A cracking day to end the season for the club outings. And we missed the foul weather by a day as well, which was a welcome bonus. We had a calm start with cloud cover, which dissolved away as the breeze got up from the west to give a bright day with a light-moderate breeze. Temp was as good as we’ve had in the past week or so, and distinctly better than it was mid-week.
I fished with Steve Kilkpatrick and, being a calm start, we both went with dries. We went in search of risers and found some in International Bay and along the reed bed. But they were both very oncey and very hard to get a look from. After a good couple of hours of trying, we had nothing to show for it.
We gave up and decided to go up to the Plantation and work down the Heronry to Sandy Bay. However, on the way up through the gap, we were suddenly spooking fish, both sides of us. I cut the motor and moved to one side so we were not drifting back through the spooked fish. The breeze was just starting, which gave us a drift down towards the end of Arnmach. Steve moved a fish, and then I had a fresh-air shot to my black parachute hopper. Further down the drift I finally had a nice slow take to the hopper and lifted solidly into the fish, which took off like a scalded cat. I was just getting it under control when it just fell off! Then Steve caught the first of the day – by pulling his dries across the top – a fish latched on to his deer-hair sedge pattern. After another period of nothing, and it getting breezier and brighter, we decided dries were not the thing to be on and we both put up washing liney rigs. Steve went full floater, while I went 5 ft tip.
Another period of very little followed, and we had a look elsewhere. We tried in at the Plantation, but that seemed dead. Then we tried across at the north side of the Malling Shore. There were several boats there, making it look like something was going on. If it was, we didn’t see any evidence. We decided to go back to the Gap. By this time my adrenaline levels were through the floor and I was sitting, figure-of-eighting in a state of semi-sleep. What woke me was the sudden “yank-ping” of a large fish doing a grab-and-turn on my bob fly at the end of the retrieve… with my rod pointing down the line! Away with the whole cast of 3. Although I was on fine 0.183 mm fluoro, I think I could have been on 6 lb Maxima and it would still have broken me!

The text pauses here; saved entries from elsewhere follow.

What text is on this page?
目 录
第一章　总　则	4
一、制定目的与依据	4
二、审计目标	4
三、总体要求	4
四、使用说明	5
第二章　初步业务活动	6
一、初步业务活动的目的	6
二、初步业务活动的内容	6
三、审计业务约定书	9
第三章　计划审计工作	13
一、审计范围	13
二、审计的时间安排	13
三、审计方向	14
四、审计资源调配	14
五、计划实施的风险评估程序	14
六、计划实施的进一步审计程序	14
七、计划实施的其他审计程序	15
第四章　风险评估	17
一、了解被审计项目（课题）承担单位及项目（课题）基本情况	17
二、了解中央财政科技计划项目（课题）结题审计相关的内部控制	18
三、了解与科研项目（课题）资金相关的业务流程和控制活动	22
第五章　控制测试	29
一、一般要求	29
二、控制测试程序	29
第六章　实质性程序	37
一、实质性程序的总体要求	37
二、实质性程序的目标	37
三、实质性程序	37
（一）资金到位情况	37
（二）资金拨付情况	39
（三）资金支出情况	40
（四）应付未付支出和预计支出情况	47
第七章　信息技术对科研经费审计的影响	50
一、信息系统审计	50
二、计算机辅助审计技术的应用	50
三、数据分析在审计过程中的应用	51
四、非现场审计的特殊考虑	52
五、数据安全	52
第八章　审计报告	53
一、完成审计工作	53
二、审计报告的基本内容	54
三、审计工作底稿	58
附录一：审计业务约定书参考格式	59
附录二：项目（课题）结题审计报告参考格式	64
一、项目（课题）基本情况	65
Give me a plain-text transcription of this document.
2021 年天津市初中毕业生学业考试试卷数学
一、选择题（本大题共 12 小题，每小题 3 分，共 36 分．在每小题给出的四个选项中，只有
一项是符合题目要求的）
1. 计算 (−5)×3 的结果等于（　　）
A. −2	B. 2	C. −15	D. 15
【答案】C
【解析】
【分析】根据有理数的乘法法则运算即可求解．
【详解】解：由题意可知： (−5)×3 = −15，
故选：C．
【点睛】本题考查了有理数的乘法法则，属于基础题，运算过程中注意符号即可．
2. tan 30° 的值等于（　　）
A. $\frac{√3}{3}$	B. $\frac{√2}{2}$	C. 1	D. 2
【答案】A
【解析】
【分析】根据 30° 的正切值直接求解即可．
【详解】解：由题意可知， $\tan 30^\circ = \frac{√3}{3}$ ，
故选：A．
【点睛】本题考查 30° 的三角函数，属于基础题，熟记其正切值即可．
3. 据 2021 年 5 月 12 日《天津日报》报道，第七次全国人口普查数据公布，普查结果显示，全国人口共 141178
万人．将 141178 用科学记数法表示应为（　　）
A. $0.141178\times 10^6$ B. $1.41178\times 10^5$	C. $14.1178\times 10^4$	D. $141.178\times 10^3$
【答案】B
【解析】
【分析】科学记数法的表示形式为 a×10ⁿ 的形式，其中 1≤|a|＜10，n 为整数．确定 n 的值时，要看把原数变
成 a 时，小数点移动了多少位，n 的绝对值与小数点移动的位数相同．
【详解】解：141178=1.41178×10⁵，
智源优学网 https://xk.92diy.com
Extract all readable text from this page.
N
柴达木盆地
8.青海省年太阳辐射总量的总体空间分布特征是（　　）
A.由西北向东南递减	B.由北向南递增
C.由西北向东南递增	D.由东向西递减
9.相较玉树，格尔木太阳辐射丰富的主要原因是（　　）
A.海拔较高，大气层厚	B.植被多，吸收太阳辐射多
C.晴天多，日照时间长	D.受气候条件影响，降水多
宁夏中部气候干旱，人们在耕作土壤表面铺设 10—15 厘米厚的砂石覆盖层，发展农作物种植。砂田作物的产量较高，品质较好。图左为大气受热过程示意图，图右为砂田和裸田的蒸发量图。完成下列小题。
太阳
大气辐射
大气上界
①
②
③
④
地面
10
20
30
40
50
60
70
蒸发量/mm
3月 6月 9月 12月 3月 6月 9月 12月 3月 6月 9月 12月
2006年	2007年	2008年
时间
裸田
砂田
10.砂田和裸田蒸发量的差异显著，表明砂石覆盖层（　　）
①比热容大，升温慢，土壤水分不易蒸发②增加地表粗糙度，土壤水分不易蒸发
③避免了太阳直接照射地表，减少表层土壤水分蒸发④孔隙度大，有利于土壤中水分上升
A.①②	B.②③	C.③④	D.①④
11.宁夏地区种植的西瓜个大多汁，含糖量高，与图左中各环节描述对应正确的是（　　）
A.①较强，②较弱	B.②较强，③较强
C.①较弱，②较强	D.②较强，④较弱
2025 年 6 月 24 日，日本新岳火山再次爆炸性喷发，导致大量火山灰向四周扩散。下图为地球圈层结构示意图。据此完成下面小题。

I rerigged with the same flies – a black popper-hopper on the bob, a cormorant in the middle and a small black booby on the tail. It didn’t take long to get a grip of one on the cormorant and get the grannie off. We decided to keep repeating the drift through the Gap as long as we were getting action. The next couple of drifts provided us with a further fish a-piece, Steve’s to a Kate Mclaren hopper type fly on the bob and mine to the booby. We had quite a few missed chances and a couple of on-offs as well. I was getting most of the action to the popper-hopper without ever landing a fish on it. By now I was just pulling the flies on the 5 ft tip, so everything was coming back on the top of the water, and it was good fun seeing the fish locking-on and following the flies. Finally I got one to follow then take a solid hold. Unknown to me at the time was that it was a two’s up… on the same 0.183 mm fluoro! Everything we were encountering was in the same 3 to 4 lb class, and the pair I had on were no different. They sounded under the boat and simply did not move. I was starting to wonder if my line had gone round the outboard. I was also wondering if the fish had been grabbed by a big pike. It was totally amazing the fluoro was holding on to two of those lumps. Hooking 2 large fish on fluoro nearly always means one quickly breaks off. The first I knew of it being two was when I was netting the one on the bob. I was about to lift the net when it got pulled down the fish got pulled out of it! At that point the top dropper finally broke off and that was when we realised there was a second fish on the booby on the tail. My arm was hanging off by now, so Steve gave me a hand by picking up the second net and going to net the one on the tail… and just as he was netting it, it fell off! What a carry-on! Steve decided the whole incident was worth a score of one, which was fine by me.
We were actually still getting action on the Gap drift when we decided to give it the last hour of the day back at International Bay. That was a bad call, because we did nothing after we came away from the Gap.
The club’s 10 rods landed 37 fish.
Afterwards, we went up to Poppies in Calendar for our usual meal, which again was superb, and a few jars for those staying the night… and much blethering of nonsense.